Major Alexei Dymovsky sits in his police uniform in front of a bright blue wall. He speaks to a video camera in heavy tones, sighing frequently, his eyes clouded with fatigue. He begins, lugubriously: “Good day, comrade officers!”
Dymovsky goes on to recount the weary trials of life in the Russian police force. He complains of low pay, corruption and unreasonably long hours that provoked the collapse of two marriages. Then he calls on Vladimir Putin to improve his working conditions. Dymovsky’s stark honesty has made him a media sensation. More than 400,000 people have now watched the video – on YouTube and the officer’s own website – and the support has been overwhelming among Russians sick of an ineffective and demoralised police force. A phone-in on a Russian radio station attracted fellow officers, who agreed, anonymously, with Dymovsky’s account of the job.
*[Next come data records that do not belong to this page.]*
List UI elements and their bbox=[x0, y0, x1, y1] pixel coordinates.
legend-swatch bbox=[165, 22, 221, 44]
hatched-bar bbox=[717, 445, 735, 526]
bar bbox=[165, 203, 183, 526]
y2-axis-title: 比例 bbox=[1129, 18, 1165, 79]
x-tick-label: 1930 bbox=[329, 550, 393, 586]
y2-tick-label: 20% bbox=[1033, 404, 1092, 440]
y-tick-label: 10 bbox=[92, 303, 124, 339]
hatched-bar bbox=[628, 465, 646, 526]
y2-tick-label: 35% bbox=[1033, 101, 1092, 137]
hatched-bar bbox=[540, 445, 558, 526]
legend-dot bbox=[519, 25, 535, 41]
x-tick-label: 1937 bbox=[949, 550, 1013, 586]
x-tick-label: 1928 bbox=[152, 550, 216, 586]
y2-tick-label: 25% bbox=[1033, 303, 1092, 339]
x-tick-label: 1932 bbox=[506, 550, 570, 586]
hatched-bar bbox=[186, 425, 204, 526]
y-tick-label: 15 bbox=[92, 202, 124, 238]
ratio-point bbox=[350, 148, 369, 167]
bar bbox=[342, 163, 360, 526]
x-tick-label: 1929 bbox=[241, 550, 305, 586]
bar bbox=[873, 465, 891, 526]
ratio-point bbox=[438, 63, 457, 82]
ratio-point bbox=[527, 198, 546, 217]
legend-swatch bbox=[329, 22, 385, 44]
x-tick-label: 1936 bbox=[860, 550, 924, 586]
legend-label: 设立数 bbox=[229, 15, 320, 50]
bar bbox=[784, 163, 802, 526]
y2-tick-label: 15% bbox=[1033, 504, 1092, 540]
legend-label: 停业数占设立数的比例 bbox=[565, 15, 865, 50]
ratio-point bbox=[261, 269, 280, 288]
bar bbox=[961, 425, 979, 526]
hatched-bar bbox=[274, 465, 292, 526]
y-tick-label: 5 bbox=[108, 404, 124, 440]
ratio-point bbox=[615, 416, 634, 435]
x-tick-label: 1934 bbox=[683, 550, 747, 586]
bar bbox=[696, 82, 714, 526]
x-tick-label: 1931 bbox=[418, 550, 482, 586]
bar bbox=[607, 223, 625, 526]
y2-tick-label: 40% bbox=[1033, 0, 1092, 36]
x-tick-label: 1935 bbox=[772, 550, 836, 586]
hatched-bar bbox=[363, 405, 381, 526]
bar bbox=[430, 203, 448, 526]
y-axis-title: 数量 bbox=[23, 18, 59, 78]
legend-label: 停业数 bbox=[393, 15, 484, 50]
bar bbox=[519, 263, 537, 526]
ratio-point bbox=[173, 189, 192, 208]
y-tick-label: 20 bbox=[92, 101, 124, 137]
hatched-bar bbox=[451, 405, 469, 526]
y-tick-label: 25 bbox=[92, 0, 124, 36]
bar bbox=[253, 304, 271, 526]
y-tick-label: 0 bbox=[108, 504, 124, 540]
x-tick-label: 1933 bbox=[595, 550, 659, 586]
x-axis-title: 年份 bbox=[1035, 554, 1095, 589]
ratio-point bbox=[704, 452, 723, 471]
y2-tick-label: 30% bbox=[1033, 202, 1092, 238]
But Dymovsky’s outspoken bravery has rather backfired. On Sunday 8 November, interior ministry officials announced that he had been sacked. Now, Dymovsky says, he has had to hire a bodyguard, and suspects that Russian intelligence agents are tailing his car.
Perhaps his sacrifice will be the force’s gain, however. By falling on his sword, Dymovsky has made Russia sharply aware of its miserable policemen.